Reporter: Thank you. Madam Ambassador, does that, does that mean – certainly Valerie Amos just talked about the importance of levers to ensure that humanitarian access is granted. Is – are some kind of humanitarian levers a redline or a real key to a new resolution, because you yourself just mentioned that basically a bad resolution is worse than no resolution?
Ambassador Power: This conflict has been underway for almost three years. Council has never managed to speak with one voice on humanitarian issues in Syria in a resolution. The furthest we have been able to get up to this point is a Presidential Statement. We are not interested in enshrining the Presidential Statement in a resolution; we, as I said, are not interested in a resolution for a resolution’s sake, either. What we are seeking to do is put provisions in the resolution and seeking agreement – I cannot guarantee we will get agreement – but seeking agreement on provisions that would, that we believe, would make a difference on the ground and that would increase the likelihood that instead of seeing a dramatic deterioration in humanitarian circumstances, which is what we have seen since the October PRST, that we would influence the calculation of actors on the ground in a new way. And, you know, again there are a lot issues that one can talk about in terms of the deterioration. I have mentioned besieged areas. You and others and I myself have mentioned the importance of cross-border access. Obviously, we have all seen the ghastly images of prison conditions inside Syria which are images that make one’s, I mean you know heart stop. So there’s plenty to cover in this resolution.

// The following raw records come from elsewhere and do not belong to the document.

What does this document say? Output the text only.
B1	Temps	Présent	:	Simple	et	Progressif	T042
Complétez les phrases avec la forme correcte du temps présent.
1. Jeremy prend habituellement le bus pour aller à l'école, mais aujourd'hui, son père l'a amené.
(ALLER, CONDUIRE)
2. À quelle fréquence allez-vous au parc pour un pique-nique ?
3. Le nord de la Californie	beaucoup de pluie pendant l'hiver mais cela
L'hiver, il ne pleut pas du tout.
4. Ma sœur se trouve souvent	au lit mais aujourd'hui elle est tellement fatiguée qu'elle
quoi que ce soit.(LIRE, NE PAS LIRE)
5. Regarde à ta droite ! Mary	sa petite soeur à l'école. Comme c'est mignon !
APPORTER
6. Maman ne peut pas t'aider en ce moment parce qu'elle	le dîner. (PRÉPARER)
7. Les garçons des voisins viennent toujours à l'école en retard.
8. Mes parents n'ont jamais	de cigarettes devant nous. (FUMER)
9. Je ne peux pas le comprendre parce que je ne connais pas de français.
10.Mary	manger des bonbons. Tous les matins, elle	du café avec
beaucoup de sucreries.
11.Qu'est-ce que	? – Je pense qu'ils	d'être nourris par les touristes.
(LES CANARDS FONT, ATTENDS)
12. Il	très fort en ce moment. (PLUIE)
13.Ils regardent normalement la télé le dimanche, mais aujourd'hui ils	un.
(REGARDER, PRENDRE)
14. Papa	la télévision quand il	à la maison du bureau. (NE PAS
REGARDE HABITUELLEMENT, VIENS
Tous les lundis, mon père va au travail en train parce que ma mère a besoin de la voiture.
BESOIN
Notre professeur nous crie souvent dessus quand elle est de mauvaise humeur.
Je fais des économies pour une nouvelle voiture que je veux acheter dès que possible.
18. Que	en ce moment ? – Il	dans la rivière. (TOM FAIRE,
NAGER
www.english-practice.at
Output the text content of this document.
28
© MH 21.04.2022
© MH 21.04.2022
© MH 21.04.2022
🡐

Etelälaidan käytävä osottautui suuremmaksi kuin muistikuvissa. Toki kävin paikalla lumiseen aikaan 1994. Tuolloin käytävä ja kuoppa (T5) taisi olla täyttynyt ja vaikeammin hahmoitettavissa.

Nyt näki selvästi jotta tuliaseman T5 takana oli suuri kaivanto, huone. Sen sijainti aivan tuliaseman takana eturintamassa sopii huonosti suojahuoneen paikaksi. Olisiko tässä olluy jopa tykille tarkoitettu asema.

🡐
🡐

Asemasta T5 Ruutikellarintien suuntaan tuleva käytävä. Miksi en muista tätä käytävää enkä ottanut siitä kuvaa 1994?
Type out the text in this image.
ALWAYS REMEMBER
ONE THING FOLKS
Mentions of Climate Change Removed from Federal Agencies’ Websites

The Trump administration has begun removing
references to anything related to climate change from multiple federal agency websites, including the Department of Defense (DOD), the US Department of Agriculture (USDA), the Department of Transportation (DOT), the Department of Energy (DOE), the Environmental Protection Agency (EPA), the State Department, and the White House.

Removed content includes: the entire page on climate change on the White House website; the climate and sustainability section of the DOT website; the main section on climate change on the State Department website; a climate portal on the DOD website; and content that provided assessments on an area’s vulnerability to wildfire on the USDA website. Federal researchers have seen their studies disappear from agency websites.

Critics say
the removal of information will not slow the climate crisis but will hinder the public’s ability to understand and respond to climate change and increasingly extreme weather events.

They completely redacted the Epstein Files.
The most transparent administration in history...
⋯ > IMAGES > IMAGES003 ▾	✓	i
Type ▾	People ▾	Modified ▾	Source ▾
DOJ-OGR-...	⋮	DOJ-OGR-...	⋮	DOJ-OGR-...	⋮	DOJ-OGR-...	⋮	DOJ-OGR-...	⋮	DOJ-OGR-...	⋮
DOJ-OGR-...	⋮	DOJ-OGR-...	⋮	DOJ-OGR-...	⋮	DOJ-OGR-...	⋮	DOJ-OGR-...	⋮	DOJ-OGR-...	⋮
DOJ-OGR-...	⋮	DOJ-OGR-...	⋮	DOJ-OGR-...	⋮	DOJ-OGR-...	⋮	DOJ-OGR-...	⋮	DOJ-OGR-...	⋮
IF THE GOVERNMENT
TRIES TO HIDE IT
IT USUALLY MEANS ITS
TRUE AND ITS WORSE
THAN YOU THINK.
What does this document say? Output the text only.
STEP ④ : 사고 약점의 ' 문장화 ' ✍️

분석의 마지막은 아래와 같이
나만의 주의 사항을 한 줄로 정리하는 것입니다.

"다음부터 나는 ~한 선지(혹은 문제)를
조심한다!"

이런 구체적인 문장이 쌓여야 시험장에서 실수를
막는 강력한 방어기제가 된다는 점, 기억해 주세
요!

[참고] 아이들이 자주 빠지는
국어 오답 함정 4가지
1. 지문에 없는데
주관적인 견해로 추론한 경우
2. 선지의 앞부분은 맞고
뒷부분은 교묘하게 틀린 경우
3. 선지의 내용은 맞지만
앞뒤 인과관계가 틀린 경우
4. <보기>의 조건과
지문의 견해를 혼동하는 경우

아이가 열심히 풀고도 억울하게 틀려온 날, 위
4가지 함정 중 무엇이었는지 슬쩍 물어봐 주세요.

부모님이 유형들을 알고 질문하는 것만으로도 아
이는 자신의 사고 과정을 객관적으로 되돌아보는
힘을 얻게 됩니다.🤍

Reporter: Not to belabor the point, but do you think that enforcement, some sort of an enforcement mechanism, is absolutely essential at this point; and secondly, what do you make of the Russian draft? Is it a non-starter?
Ambassador Power: I think on the second question I am not going to replicate what my colleague did on the resolution that was circulated by Australia, Luxembourg, and Jordan. What I’ll say on the second question is that we have a strong text; the text has been circulated; we are engaged now in discussions; and given the urgency and the, just, critical needs of innocent men, women, and children on the ground in Syria, we want to move that resolution as quickly as possible. We believe it is the right package, as it were, that it touches on the right set of issues, and we are seeking to enlist our colleagues on the Council in support of that resolution. Again, on the precise content, we are entering into negotiations. The only resolution that seems worth all of this, all of this effort, is something that we can reasonably believe is going to have meaningful consequences on the ground, and that is what we are seeking, and to come back to where I started: no resolution would be preferable to a bad resolution. Thank you.